Renée Lahondes, « la Renée » comme tous les anciens Saints Jeannais ont coutume de l’appeler n’a quitté son village que pour se rendre périodiquement chez l’un ou l’autre de ses enfants. C’est dire si en 95 ans de vie au cœur de son Saint Jean, elle a pu accumuler des souvenirs. Surtout que Renée, a une mémoire infaillible sur tous les évènements de son village qui ont parsemé son quotidien. Dans le premier quart du siècle dernier, l’activité séricicole était encore importante dans le village. Les faïsses étaient couvertes de muriers, l’arbre d’or des Cévennes. Tous les grands mas possédaient d’importantes magnaneries. Le mas Evesque, à la sortie du village, la maison Servier, derrière la mairie, la maison Sihol, le mas Guiraud aux Miniers, le mas Borie au Cambonnet embauchaient du personnel pour ramasser « la feuille », celle des muriers, seule nourriture des vers à soie.

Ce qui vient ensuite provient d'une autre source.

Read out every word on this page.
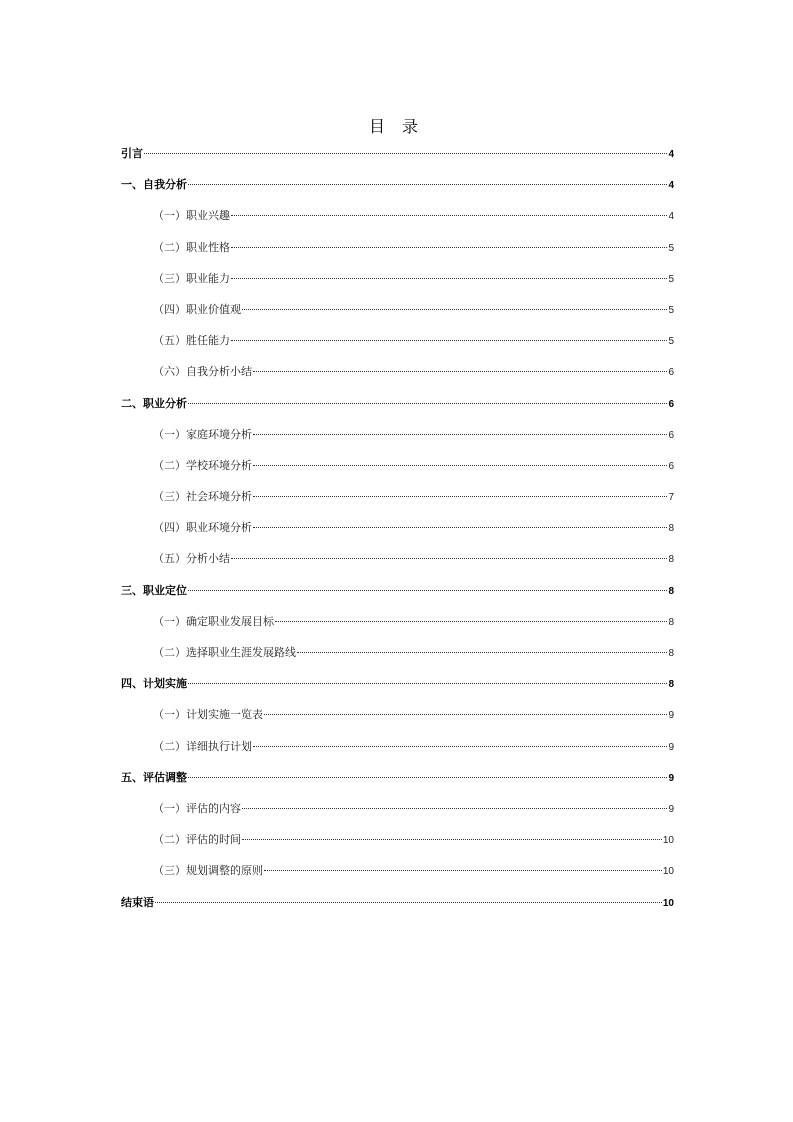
目 录
引言	4
一、自我分析	4
（一）职业兴趣	4
（二）职业性格	5
（三）职业能力	5
（四）职业价值观	5
（五）胜任能力	5
（六）自我分析小结	6
二、职业分析	6
（一）家庭环境分析	6
（二）学校环境分析	6
（三）社会环境分析	7
（四）职业环境分析	8
（五）分析小结	8
三、职业定位	8
（一）确定职业发展目标	8
（二）选择职业生涯发展路线	8
四、计划实施	8
（一）计划实施一览表	9
（二）详细执行计划	9
五、评估调整	9
（一）评估的内容	9
（二）评估的时间	10
（三）规划调整的原则	10
结束语	10
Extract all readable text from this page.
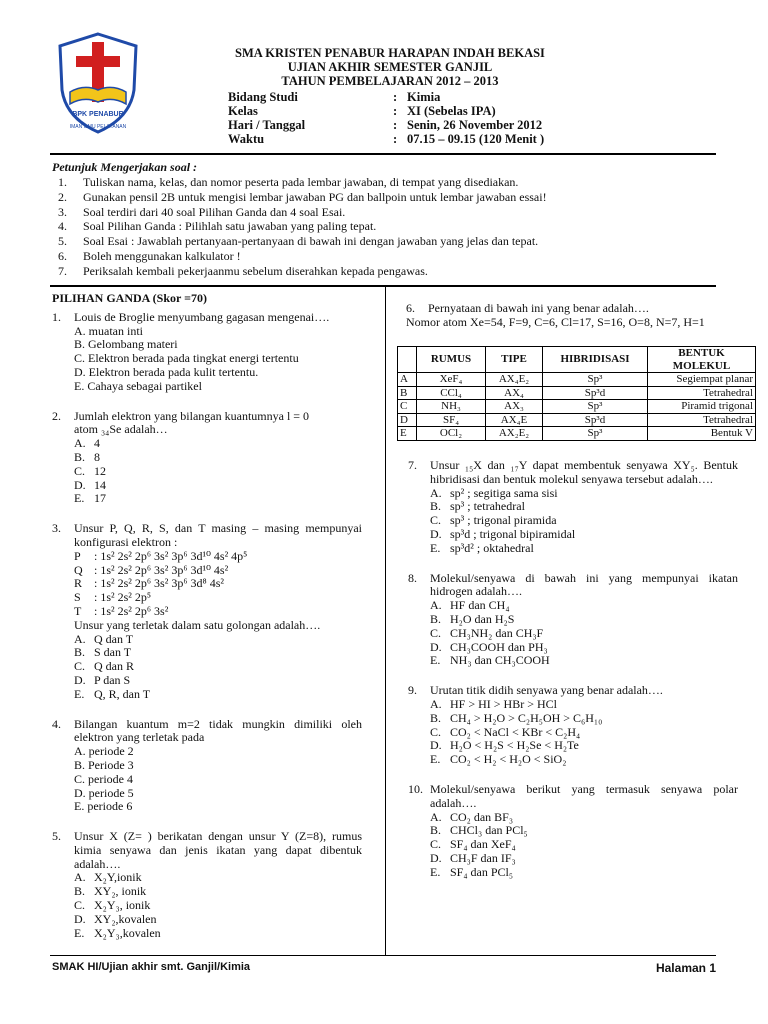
BPK PENABUR
IMAN ILMU PELAYANAN
SMA KRISTEN PENABUR HARAPAN INDAH BEKASI
UJIAN AKHIR SEMESTER GANJIL
TAHUN PEMBELAJARAN 2012 – 2013
Bidang Studi	: Kimia
Kelas	: XI (Sebelas IPA)
Hari / Tanggal	: Senin, 26 November 2012
Waktu	: 07.15 – 09.15 (120 Menit )
Petunjuk Mengerjakan soal :
1.	Tuliskan nama, kelas, dan nomor peserta pada lembar jawaban, di tempat yang disediakan.
2.	Gunakan pensil 2B untuk mengisi lembar jawaban PG dan ballpoin untuk lembar jawaban essai!
3.	Soal terdiri dari 40 soal Pilihan Ganda dan 4 soal Esai.
4.	Soal Pilihan Ganda : Pilihlah satu jawaban yang paling tepat.
5.	Soal Esai : Jawablah pertanyaan-pertanyaan di bawah ini dengan jawaban yang jelas dan tepat.
6.	Boleh menggunakan kalkulator !
7.	Periksalah kembali pekerjaanmu sebelum diserahkan kepada pengawas.
PILIHAN GANDA (Skor =70)
1.	Louis de Broglie menyumbang gagasan mengenai….

A. muatan inti

B. Gelombang materi

C. Elektron berada pada tingkat energi tertentu

D. Elektron berada pada kulit tertentu.

E. Cahaya sebagai partikel

2.	Jumlah elektron yang bilangan kuantumnya l = 0

atom ₃₄Se adalah…

A. 4
B. 8
C. 12
D. 14
E. 17
3.	Unsur P, Q, R, S, dan T masing – masing mempunyai konfigurasi elektron :

P	: 1s² 2s² 2p⁶ 3s² 3p⁶ 3d¹⁰ 4s² 4p⁵
Q : 1s² 2s² 2p⁶ 3s² 3p⁶ 3d¹⁰ 4s²
R : 1s² 2s² 2p⁶ 3s² 3p⁶ 3d⁸ 4s²
S	: 1s² 2s² 2p⁵
T	: 1s² 2s² 2p⁶ 3s²

Unsur yang terletak dalam satu golongan adalah….

A. Q dan T
B. S dan T
C. Q dan R
D. P dan S
E. Q, R, dan T
4.	Bilangan kuantum m=2 tidak mungkin dimiliki oleh elektron yang terletak pada

A. periode 2

B. Periode 3

C. periode 4

D. periode 5

E. periode 6

5.	Unsur X (Z= ) berikatan dengan unsur Y (Z=8), rumus kimia senyawa dan jenis ikatan yang dapat dibentuk adalah….

A. X₂Y,ionik
B. XY₂, ionik
C. X₂Y₃, ionik
D. XY₂,kovalen
E. X₂Y₃,kovalen
6.	Pernyataan di bawah ini yang benar adalah….

Nomor atom Xe=54, F=9, C=6, Cl=17, S=16, O=8, N=7, H=1

	RUMUS	TIPE	HIBRIDISASI	BENTUK MOLEKUL
A	XeF₄	AX₄E₂	Sp³	Segiempat planar
B	CCl₄	AX₄	Sp³d	Tetrahedral
C	NH₃	AX₃	Sp³	Piramid trigonal
D	SF₄	AX₄E	Sp³d	Tetrahedral
E	OCl₂	AX₂E₂	Sp³	Bentuk V
7.	Unsur ₁₅X dan ₁₇Y dapat membentuk senyawa XY₅. Bentuk hibridisasi dan bentuk molekul senyawa tersebut adalah….

A. sp² ; segitiga sama sisi
B. sp³ ; tetrahedral
C. sp³ ; trigonal piramida
D. sp³d ; trigonal bipiramidal
E. sp³d² ; oktahedral
8.	Molekul/senyawa di bawah ini yang mempunyai ikatan hidrogen adalah….

A. HF dan CH₄
B. H₂O dan H₂S
C. CH₃NH₂ dan CH₃F
D. CH₃COOH dan PH₃
E. NH₃ dan CH₃COOH
9.	Urutan titik didih senyawa yang benar adalah….

A. HF > HI > HBr > HCl
B. CH₄ > H₂O > C₂H₅OH > C₆H₁₀
C. CO₂ < NaCl < KBr < C₂H₄
D. H₂O < H₂S < H₂Se < H₂Te
E. CO₂ < H₂ < H₂O < SiO₂
10. Molekul/senyawa berikut yang termasuk senyawa polar adalah….

A. CO₂ dan BF₃
B. CHCl₃ dan PCl₅
C. SF₄ dan XeF₄
D. CH₃F dan IF₃
E. SF₄ dan PCl₅
SMAK HI/Ujian akhir smt. Ganjil/Kimia	Halaman 1
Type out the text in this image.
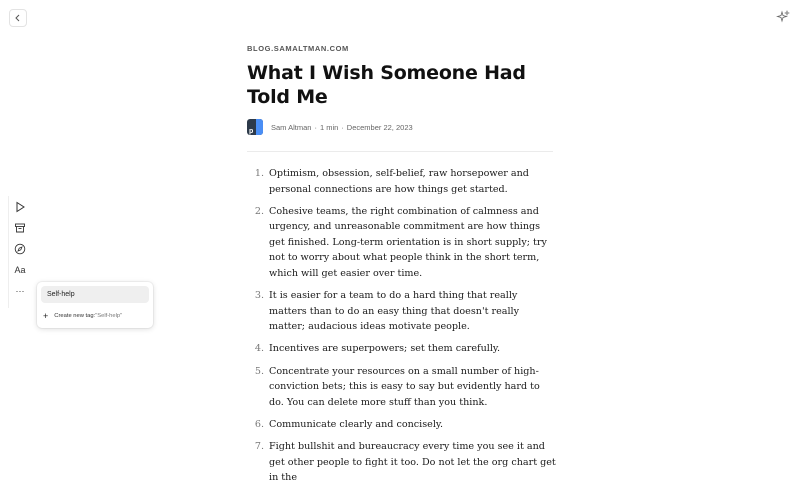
BLOG.SAMALTMAN.COM
What I Wish Someone Had Told Me
p Sam Altman · 1 min · December 22, 2023
1. Optimism, obsession, self-belief, raw horsepower and personal connections are how things get started.
2. Cohesive teams, the right combination of calmness and urgency, and unreasonable commitment are how things get finished. Long-term orientation is in short supply; try not to worry about what people think in the short term, which will get easier over time.
3. It is easier for a team to do a hard thing that really matters than to do an easy thing that doesn't really matter; audacious ideas motivate people.
4. Incentives are superpowers; set them carefully.
5. Concentrate your resources on a small number of high-conviction bets; this is easy to say but evidently hard to do. You can delete more stuff than you think.
6. Communicate clearly and concisely.
7. Fight bullshit and bureaucracy every time you see it and get other people to fight it too. Do not let the org chart get in the
Aa
···	Self-help
+ Create new tag: "Self-help"
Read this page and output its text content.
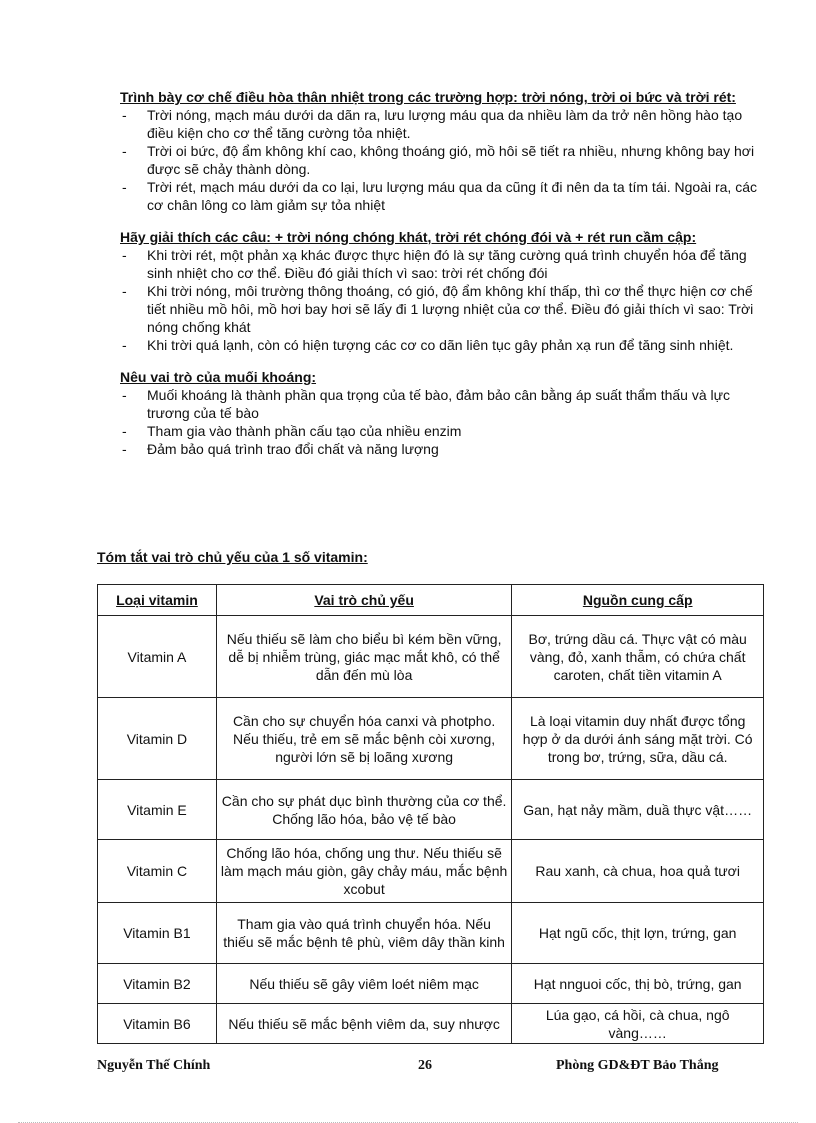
Trình bày cơ chế điều hòa thân nhiệt trong các trường hợp: trời nóng, trời oi bức và trời rét:
- Trời nóng, mạch máu dưới da dãn ra, lưu lượng máu qua da nhiều làm da trở nên hồng hào tạo điều kiện cho cơ thể tăng cường tỏa nhiệt.
- Trời oi bức, độ ẩm không khí cao, không thoáng gió, mồ hôi sẽ tiết ra nhiều, nhưng không bay hơi được sẽ chảy thành dòng.
- Trời rét, mạch máu dưới da co lại, lưu lượng máu qua da cũng ít đi nên da ta tím tái. Ngoài ra, các cơ chân lông co làm giảm sự tỏa nhiệt
Hãy giải thích các câu: + trời nóng chóng khát, trời rét chóng đói và + rét run cầm cập:
- Khi trời rét, một phản xạ khác được thực hiện đó là sự tăng cường quá trình chuyển hóa để tăng sinh nhiệt cho cơ thể. Điều đó giải thích vì sao: trời rét chống đói
- Khi trời nóng, môi trường thông thoáng, có gió, độ ẩm không khí thấp, thì cơ thể thực hiện cơ chế tiết nhiều mồ hôi, mồ hơi bay hơi sẽ lấy đi 1 lượng nhiệt của cơ thể. Điều đó giải thích vì sao: Trời nóng chống khát
- Khi trời quá lạnh, còn có hiện tượng các cơ co dãn liên tục gây phản xạ run để tăng sinh nhiệt.
Nêu vai trò của muối khoáng:
- Muối khoáng là thành phần qua trọng của tế bào, đảm bảo cân bằng áp suất thẩm thấu và lực trương của tế bào
- Tham gia vào thành phần cấu tạo của nhiều enzim
- Đảm bảo quá trình trao đổi chất và năng lượng
Tóm tắt vai trò chủ yếu của 1 số vitamin:
Loại vitamin	Vai trò chủ yếu	Nguồn cung cấp
Vitamin A	Nếu thiếu sẽ làm cho biểu bì kém bền vững, dễ bị nhiễm trùng, giác mạc mắt khô, có thể dẫn đến mù lòa	Bơ, trứng dầu cá. Thực vật có màu vàng, đỏ, xanh thẫm, có chứa chất caroten, chất tiền vitamin A
Vitamin D	Cần cho sự chuyển hóa canxi và photpho. Nếu thiếu, trẻ em sẽ mắc bệnh còi xương, người lớn sẽ bị loãng xương	Là loại vitamin duy nhất được tổng hợp ở da dưới ánh sáng mặt trời. Có trong bơ, trứng, sữa, dầu cá.
Vitamin E	Cần cho sự phát dục bình thường của cơ thể. Chống lão hóa, bảo vệ tế bào	Gan, hạt nảy mầm, duầ thực vật……
Vitamin C	Chống lão hóa, chống ung thư. Nếu thiếu sẽ làm mạch máu giòn, gây chảy máu, mắc bệnh xcobut	Rau xanh, cà chua, hoa quả tươi
Vitamin B1	Tham gia vào quá trình chuyển hóa. Nếu thiếu sẽ mắc bệnh tê phù, viêm dây thần kinh	Hạt ngũ cốc, thịt lợn, trứng, gan
Vitamin B2	Nếu thiếu sẽ gây viêm loét niêm mạc	Hạt nnguoi cốc, thị bò, trứng, gan
Vitamin B6	Nếu thiếu sẽ mắc bệnh viêm da, suy nhược	Lúa gạo, cá hồi, cà chua, ngô vàng……
Nguyễn Thế Chính	26	Phòng GD&ĐT Bảo Thắng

Quand les vers s’étaient « encabanés », c’est-à-dire qu’ils étaient montés dans les branches de bruyère pour faire leurs cocons, c’était le moment d’apporter la récolte à la filature. La filature de Saint Jean, propriété d’une famille Brahic, était au centre du village, derrière le dépôt Midi Libre actuel. Au rez de chaussée se trouvaient les chaudières qui chauffaient l’eau et fabriquaient la vapeur nécessaire à la rotation des bobines. C’était le domaine des hommes. A l’étage, une quarantaine de « bassines » remplies d’eau bouillante servaient à démêler les fils de soie déposés par cinq, six ou huit brins sur les bobines où ils s’enroulaient. Du lever au coucher du soleil, les doigts dans l’eau bouillantes, filles et femmes cherchaient le début du fil de chaque cocon avant de le déposer sur la bobine. Dans la chaleur moite des vapeurs malodorantes et le bruit des courroies d’entrainement des moulins, ce travail était pénible et mal payé. On travaillait pour « quelques sous ». A cette époque, une erreur, un retard dans la cadence, du fil gaspillé, entraînaient au moins une amende, sinon une mise à pied. On ne rigolait pas avec la discipline. Et pourtant, toute cette jeunesse chantait souvent tout en travaillant. La crise de la sériciculture, liée à la concurrence des soies venues d’Asie a mis fin à cette activité longtemps florissante dans nos vallées. La mine fournissait désormais suffisamment d’emplois pour que toute cette main d’œuvre trouve du travail et puisse continuer à vivre au pays.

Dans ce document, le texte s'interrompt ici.